As stated above, the math is fairly simple. Basically, by enacting this plan you will be making one extra mortgage payment per year. Over the life of your loan, this could save you literally thousands of dollars in interest payments. This occurs because you pay your loan of sooner. The example I am going to use is going to consist of very simple numbers. Keep in mind that everything is proportionate and therefore, if your principle mortgage amount is higher, your payments will obviously be higher.

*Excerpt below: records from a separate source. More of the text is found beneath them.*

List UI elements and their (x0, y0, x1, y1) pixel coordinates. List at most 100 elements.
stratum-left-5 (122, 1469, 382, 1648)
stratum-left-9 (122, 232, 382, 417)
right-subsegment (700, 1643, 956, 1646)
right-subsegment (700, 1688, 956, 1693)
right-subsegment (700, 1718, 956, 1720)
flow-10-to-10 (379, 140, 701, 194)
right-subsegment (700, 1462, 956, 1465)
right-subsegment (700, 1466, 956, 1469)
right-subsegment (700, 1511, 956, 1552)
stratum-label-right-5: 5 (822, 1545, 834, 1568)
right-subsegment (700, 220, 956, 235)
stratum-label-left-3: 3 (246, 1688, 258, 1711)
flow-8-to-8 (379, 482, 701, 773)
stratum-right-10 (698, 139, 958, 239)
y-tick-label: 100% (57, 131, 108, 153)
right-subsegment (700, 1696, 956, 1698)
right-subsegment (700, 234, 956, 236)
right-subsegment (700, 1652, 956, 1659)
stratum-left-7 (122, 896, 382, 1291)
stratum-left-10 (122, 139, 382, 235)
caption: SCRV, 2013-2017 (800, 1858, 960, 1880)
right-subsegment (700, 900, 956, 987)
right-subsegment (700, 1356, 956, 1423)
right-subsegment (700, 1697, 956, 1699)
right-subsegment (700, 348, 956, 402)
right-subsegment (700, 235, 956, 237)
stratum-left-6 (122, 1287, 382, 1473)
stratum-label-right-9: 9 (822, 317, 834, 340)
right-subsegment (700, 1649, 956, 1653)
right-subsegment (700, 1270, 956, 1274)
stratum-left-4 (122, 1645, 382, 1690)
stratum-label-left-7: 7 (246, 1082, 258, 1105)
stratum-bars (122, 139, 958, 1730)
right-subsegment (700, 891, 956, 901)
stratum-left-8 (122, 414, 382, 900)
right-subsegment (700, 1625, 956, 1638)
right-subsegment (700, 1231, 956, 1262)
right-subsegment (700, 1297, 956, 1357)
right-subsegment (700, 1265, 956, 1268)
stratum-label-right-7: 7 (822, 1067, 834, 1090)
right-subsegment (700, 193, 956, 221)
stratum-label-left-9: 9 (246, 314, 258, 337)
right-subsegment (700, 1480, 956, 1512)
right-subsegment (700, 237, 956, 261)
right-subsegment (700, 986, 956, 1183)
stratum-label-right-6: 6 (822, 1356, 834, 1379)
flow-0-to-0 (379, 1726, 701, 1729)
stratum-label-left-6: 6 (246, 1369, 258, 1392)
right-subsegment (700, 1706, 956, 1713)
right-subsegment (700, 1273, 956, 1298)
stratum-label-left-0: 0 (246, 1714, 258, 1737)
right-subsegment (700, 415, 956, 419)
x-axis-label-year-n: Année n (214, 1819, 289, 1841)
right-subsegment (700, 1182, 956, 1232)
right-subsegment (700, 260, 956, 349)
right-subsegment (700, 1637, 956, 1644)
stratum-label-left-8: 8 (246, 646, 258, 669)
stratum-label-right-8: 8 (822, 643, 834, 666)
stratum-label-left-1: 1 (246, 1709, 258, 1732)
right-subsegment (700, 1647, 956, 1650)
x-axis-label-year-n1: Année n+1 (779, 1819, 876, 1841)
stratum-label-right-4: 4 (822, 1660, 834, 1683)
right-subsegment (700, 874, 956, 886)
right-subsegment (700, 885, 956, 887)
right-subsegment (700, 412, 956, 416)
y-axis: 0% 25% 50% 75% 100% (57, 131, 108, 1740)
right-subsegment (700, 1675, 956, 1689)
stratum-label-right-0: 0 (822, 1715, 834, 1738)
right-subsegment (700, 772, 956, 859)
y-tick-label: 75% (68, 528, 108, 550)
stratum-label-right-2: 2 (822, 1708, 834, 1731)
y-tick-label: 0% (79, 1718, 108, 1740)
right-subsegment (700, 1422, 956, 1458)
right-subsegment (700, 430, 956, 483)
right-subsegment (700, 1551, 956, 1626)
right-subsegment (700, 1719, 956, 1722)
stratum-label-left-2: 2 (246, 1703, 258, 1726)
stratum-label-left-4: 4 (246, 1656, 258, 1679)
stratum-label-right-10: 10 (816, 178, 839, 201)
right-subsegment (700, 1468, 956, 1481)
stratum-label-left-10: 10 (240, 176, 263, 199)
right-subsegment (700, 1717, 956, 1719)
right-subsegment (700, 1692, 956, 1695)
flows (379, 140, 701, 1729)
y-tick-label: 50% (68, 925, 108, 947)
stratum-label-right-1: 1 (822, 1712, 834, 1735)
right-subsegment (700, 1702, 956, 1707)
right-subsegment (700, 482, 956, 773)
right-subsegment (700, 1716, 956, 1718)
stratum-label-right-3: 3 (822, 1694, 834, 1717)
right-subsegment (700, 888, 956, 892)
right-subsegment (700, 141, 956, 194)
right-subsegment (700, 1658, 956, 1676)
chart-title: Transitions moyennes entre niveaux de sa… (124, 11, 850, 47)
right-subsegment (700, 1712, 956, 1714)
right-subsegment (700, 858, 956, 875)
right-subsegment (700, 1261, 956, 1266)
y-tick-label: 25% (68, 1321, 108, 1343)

Let us assume that you have a mortgage and that your monthly payment is $1,000 (inclusive of principle, interest, taxes, and insurance). Obviously, if this inclusive payment is $1,000 per month, your principle mortgage amount is not that large. Back to the point; if your mortgage payment is $1,000 per month, you will pay $12,000 per year towards your mortgage (including principle, interest, taxes, and insurance). However, because of the interest rate and other elements, the principle mortgage amount will barely decrease. The bottom line is, if you pay monthly, you will have paid $12,000 per year.
On the other hand, you can pay biweekly. Biweekly means that you pay your mortgage every two weeks. Keep in mind that this does not mean that you pay the full mortgage payment every two weeks. If such was the case, you would have to pay $24,000 per year (in our example) and probably could not financially survive in such a situation. When you pay on a biweekly schedule, you cut your mortgage payment in half. Therefore, using our example, you would pay $500 every two weeks. You may be thinking that since there are about four weeks in a month that the math should equal out. However, since there are almost never exactly four weeks in month, the math comes out differently.
There are 52 weeks in one calendar year. However, because you will be paying biweekly, we have to divide those 52 weeks by 2. Therefore, we are left with 26 weeks. Therefore, if we pay $500 biweekly, we multiply 26 by $500. This equals total yearly payments of $13,000. Therefore, you have made an additional payment for the year.
The theory behind this kind of payment schedule is that you will not even notice the extra payment because the biweekly system will become a habit for you. However, it is important to note that you have to notify your lender that you are going to be doing this payment plan or else your payments will continue to come on a monthly basis.
The choice is up to you. Analyze your situation and you intentions with the property in which you live and decide if such a plan is right for you.